At that point I didn’t know what to do. My aunt was completely aware of the choice I’d made to remove my stepmom from my life but clearly she wasn’t either ready, willing or able to accept my choice.
So I did something that I regret to this day and I gave in and stood next to my stepmom to have our photo taken. And afterwards, I felt horrible for it.
I felt horrible because I allowed my aunt’s reaction to diminish a deliberate choice I’d made for my health and well-being and as a result, I put my need for her approval above my recovery.
In that moment, I wish I would’ve known and believed what I’m telling you now. And that’s that you do not need any family member’s approval or participation in your recovery in order for your recovery choices to be valid.
Now, don’t get me wrong. I would’ve loved if instead of forcing me to get my picture taken with my stepmom, my aunt, even if she didn’t understand my choice, respected it. But regardless, whether she accepted my choice or not, I now know that I don’t need anyone else to approve of or participate in my recovery in order for it to be okay. And that applies to family, too.
#2 Respect Your Boundaries First
There’s already loads of information being passed around on the Internet on the topic of boundaries. And although I agree that understanding the importance of creating and maintaining boundaries is important, I don’t want to just add another layer of more of the same advice to the pile.
But I do want to say that as important as it is for other people to respect your boundaries it’s just as important, perhaps even more so, for you to respect the boundaries that you create FIRST.
I think what happens with most people, when they initially set boundaries, is they wait for other people to accept them before they do.
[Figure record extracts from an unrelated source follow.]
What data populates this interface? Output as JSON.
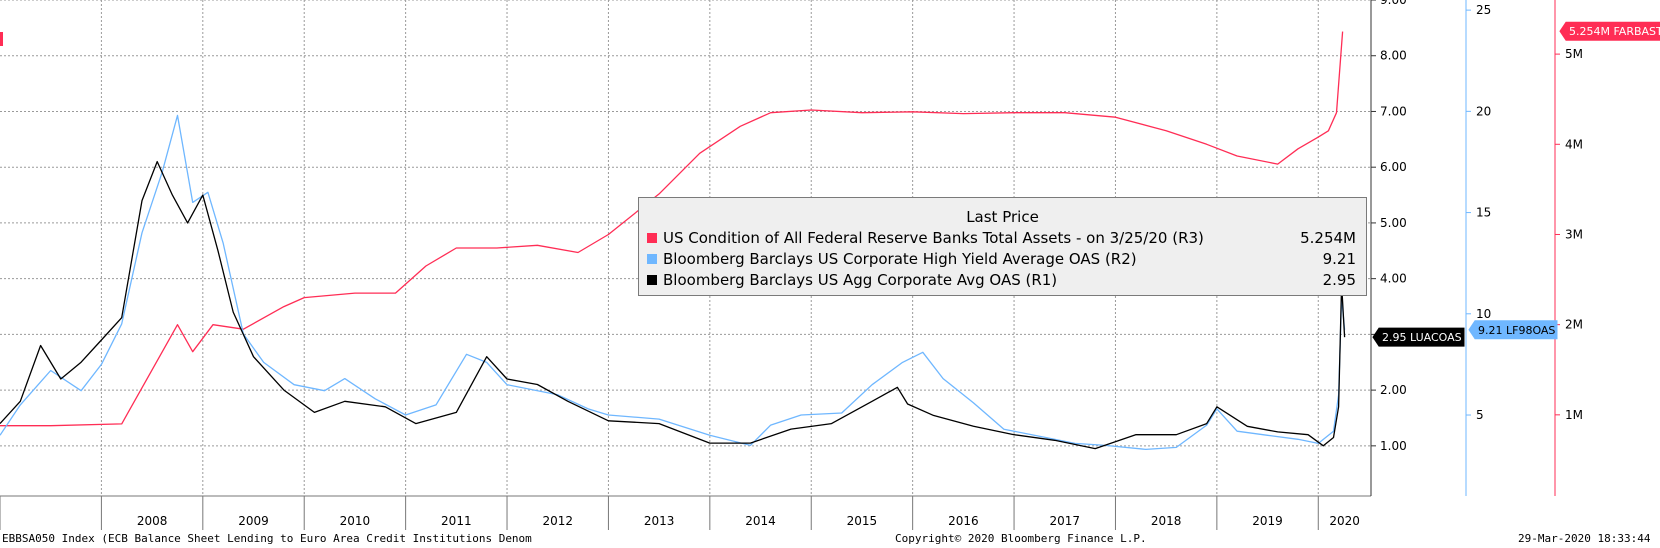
{
  "chart_data": {
    "type": "line",
    "legend_title": "Last Price",
    "x_tick_labels": [
      "2008",
      "2009",
      "2010",
      "2011",
      "2012",
      "2013",
      "2014",
      "2015",
      "2016",
      "2017",
      "2018",
      "2019",
      "2020"
    ],
    "series": [
      {
        "name": "US Condition of All Federal Reserve Banks Total Assets -  on 3/25/20  (R3)",
        "last_value": "5.254M",
        "axis": "R3",
        "color": "#ff2d55",
        "tag": "5.254M FARBAST",
        "points": [
          [
            2007.0,
            0.88
          ],
          [
            2007.5,
            0.88
          ],
          [
            2008.2,
            0.9
          ],
          [
            2008.75,
            2.0
          ],
          [
            2008.9,
            1.7
          ],
          [
            2009.1,
            2.0
          ],
          [
            2009.4,
            1.95
          ],
          [
            2009.8,
            2.2
          ],
          [
            2010.0,
            2.3
          ],
          [
            2010.5,
            2.35
          ],
          [
            2010.9,
            2.35
          ],
          [
            2011.2,
            2.65
          ],
          [
            2011.5,
            2.85
          ],
          [
            2011.9,
            2.85
          ],
          [
            2012.3,
            2.88
          ],
          [
            2012.7,
            2.8
          ],
          [
            2013.0,
            3.0
          ],
          [
            2013.5,
            3.45
          ],
          [
            2013.9,
            3.9
          ],
          [
            2014.3,
            4.2
          ],
          [
            2014.6,
            4.35
          ],
          [
            2015.0,
            4.38
          ],
          [
            2015.5,
            4.35
          ],
          [
            2016.0,
            4.36
          ],
          [
            2016.5,
            4.34
          ],
          [
            2017.0,
            4.35
          ],
          [
            2017.5,
            4.35
          ],
          [
            2018.0,
            4.3
          ],
          [
            2018.5,
            4.15
          ],
          [
            2018.9,
            4.0
          ],
          [
            2019.2,
            3.87
          ],
          [
            2019.6,
            3.78
          ],
          [
            2019.8,
            3.95
          ],
          [
            2020.0,
            4.08
          ],
          [
            2020.1,
            4.15
          ],
          [
            2020.18,
            4.35
          ],
          [
            2020.24,
            5.25
          ]
        ]
      },
      {
        "name": "Bloomberg Barclays US Corporate High Yield Average OAS  (R2)",
        "last_value": "9.21",
        "axis": "R2",
        "color": "#6fb7ff",
        "tag": "9.21 LF98OAS",
        "points": [
          [
            2007.0,
            4.0
          ],
          [
            2007.2,
            5.5
          ],
          [
            2007.5,
            7.2
          ],
          [
            2007.8,
            6.2
          ],
          [
            2008.0,
            7.5
          ],
          [
            2008.2,
            9.5
          ],
          [
            2008.4,
            14.0
          ],
          [
            2008.6,
            17.0
          ],
          [
            2008.75,
            19.8
          ],
          [
            2008.9,
            15.5
          ],
          [
            2009.05,
            16.0
          ],
          [
            2009.2,
            13.5
          ],
          [
            2009.4,
            9.0
          ],
          [
            2009.6,
            7.6
          ],
          [
            2009.9,
            6.5
          ],
          [
            2010.2,
            6.2
          ],
          [
            2010.4,
            6.8
          ],
          [
            2010.7,
            5.8
          ],
          [
            2011.0,
            5.0
          ],
          [
            2011.3,
            5.5
          ],
          [
            2011.6,
            8.0
          ],
          [
            2011.8,
            7.6
          ],
          [
            2012.0,
            6.5
          ],
          [
            2012.5,
            6.0
          ],
          [
            2012.8,
            5.3
          ],
          [
            2013.0,
            5.0
          ],
          [
            2013.5,
            4.8
          ],
          [
            2014.0,
            4.0
          ],
          [
            2014.4,
            3.5
          ],
          [
            2014.6,
            4.5
          ],
          [
            2014.9,
            5.0
          ],
          [
            2015.3,
            5.1
          ],
          [
            2015.6,
            6.5
          ],
          [
            2015.9,
            7.6
          ],
          [
            2016.1,
            8.1
          ],
          [
            2016.3,
            6.8
          ],
          [
            2016.6,
            5.6
          ],
          [
            2016.9,
            4.3
          ],
          [
            2017.3,
            3.9
          ],
          [
            2017.6,
            3.6
          ],
          [
            2017.9,
            3.5
          ],
          [
            2018.3,
            3.3
          ],
          [
            2018.6,
            3.4
          ],
          [
            2018.9,
            4.5
          ],
          [
            2019.0,
            5.3
          ],
          [
            2019.2,
            4.2
          ],
          [
            2019.5,
            4.0
          ],
          [
            2019.8,
            3.8
          ],
          [
            2020.0,
            3.6
          ],
          [
            2020.15,
            4.2
          ],
          [
            2020.2,
            6.0
          ],
          [
            2020.23,
            10.8
          ],
          [
            2020.26,
            9.21
          ]
        ]
      },
      {
        "name": "Bloomberg Barclays US Agg Corporate Avg OAS  (R1)",
        "last_value": "2.95",
        "axis": "R1",
        "color": "#000000",
        "tag": "2.95 LUACOAS",
        "points": [
          [
            2007.0,
            1.4
          ],
          [
            2007.2,
            1.8
          ],
          [
            2007.4,
            2.8
          ],
          [
            2007.6,
            2.2
          ],
          [
            2007.8,
            2.5
          ],
          [
            2008.0,
            2.9
          ],
          [
            2008.2,
            3.3
          ],
          [
            2008.4,
            5.4
          ],
          [
            2008.55,
            6.1
          ],
          [
            2008.7,
            5.5
          ],
          [
            2008.85,
            5.0
          ],
          [
            2009.0,
            5.5
          ],
          [
            2009.15,
            4.5
          ],
          [
            2009.3,
            3.4
          ],
          [
            2009.5,
            2.6
          ],
          [
            2009.8,
            2.0
          ],
          [
            2010.1,
            1.6
          ],
          [
            2010.4,
            1.8
          ],
          [
            2010.8,
            1.7
          ],
          [
            2011.1,
            1.4
          ],
          [
            2011.5,
            1.6
          ],
          [
            2011.8,
            2.6
          ],
          [
            2012.0,
            2.2
          ],
          [
            2012.3,
            2.1
          ],
          [
            2012.6,
            1.8
          ],
          [
            2013.0,
            1.45
          ],
          [
            2013.5,
            1.4
          ],
          [
            2014.0,
            1.05
          ],
          [
            2014.4,
            1.05
          ],
          [
            2014.8,
            1.3
          ],
          [
            2015.2,
            1.4
          ],
          [
            2015.6,
            1.8
          ],
          [
            2015.85,
            2.05
          ],
          [
            2015.95,
            1.75
          ],
          [
            2016.2,
            1.55
          ],
          [
            2016.6,
            1.35
          ],
          [
            2017.0,
            1.2
          ],
          [
            2017.4,
            1.1
          ],
          [
            2017.8,
            0.95
          ],
          [
            2018.2,
            1.2
          ],
          [
            2018.6,
            1.2
          ],
          [
            2018.9,
            1.4
          ],
          [
            2019.0,
            1.7
          ],
          [
            2019.3,
            1.35
          ],
          [
            2019.6,
            1.25
          ],
          [
            2019.9,
            1.2
          ],
          [
            2020.05,
            1.0
          ],
          [
            2020.15,
            1.15
          ],
          [
            2020.2,
            1.7
          ],
          [
            2020.23,
            3.9
          ],
          [
            2020.26,
            2.95
          ]
        ]
      }
    ],
    "axes": {
      "R1": {
        "ylim": [
          0.1,
          9.0
        ],
        "tick_values": [
          1.0,
          2.0,
          3.0,
          4.0,
          5.0,
          6.0,
          7.0,
          8.0,
          9.0
        ],
        "tick_labels": [
          "1.00",
          "2.00",
          "3.00",
          "4.00",
          "5.00",
          "6.00",
          "7.00",
          "8.00",
          "9.00"
        ]
      },
      "R2": {
        "ylim": [
          1,
          25.5
        ],
        "tick_values": [
          5,
          10,
          15,
          20,
          25
        ],
        "tick_labels": [
          "5",
          "10",
          "15",
          "20",
          "25"
        ]
      },
      "R3": {
        "ylim": [
          0.1,
          5.6
        ],
        "tick_values": [
          1,
          2,
          3,
          4,
          5
        ],
        "tick_labels": [
          "1M",
          "2M",
          "3M",
          "4M",
          "5M"
        ]
      }
    },
    "xlim": [
      2007.0,
      2020.52
    ],
    "grid": true
  },
  "footer": {
    "left": "EBBSA050 Index (ECB Balance Sheet Lending to Euro Area Credit Institutions Denom",
    "center": "Copyright© 2020 Bloomberg Finance L.P.",
    "right": "29-Mar-2020 18:33:44"
  },
  "colors": {
    "grid": "#9a9a9a",
    "axis_r2": "#6fb7ff",
    "axis_r3": "#ff2d55"
  }
}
I know that this has been the case in my life.
For example, if we go back to the situation I shared earlier about my aunt forcing me to get my picture taken with my stepmom, I can see now that I had a boundary in place but because I didn’t feel confident about it, I allowed my aunt to basically bulldoze right through it.
Now, that’s something that I allowed to happen because, at that time, I wasn’t completely sure that the boundary I created with my stepmom was okay. I wanted someone else to show me or tell me that what I was doing was acceptable before I could completely endorse it.
But that’s the thing with boundaries, you have to respect them FIRST before you can expect anyone else to.
The boundaries that you create can go a long way in dealing with toxic relatives but you have to believe in them first and always, even if no one else ever does.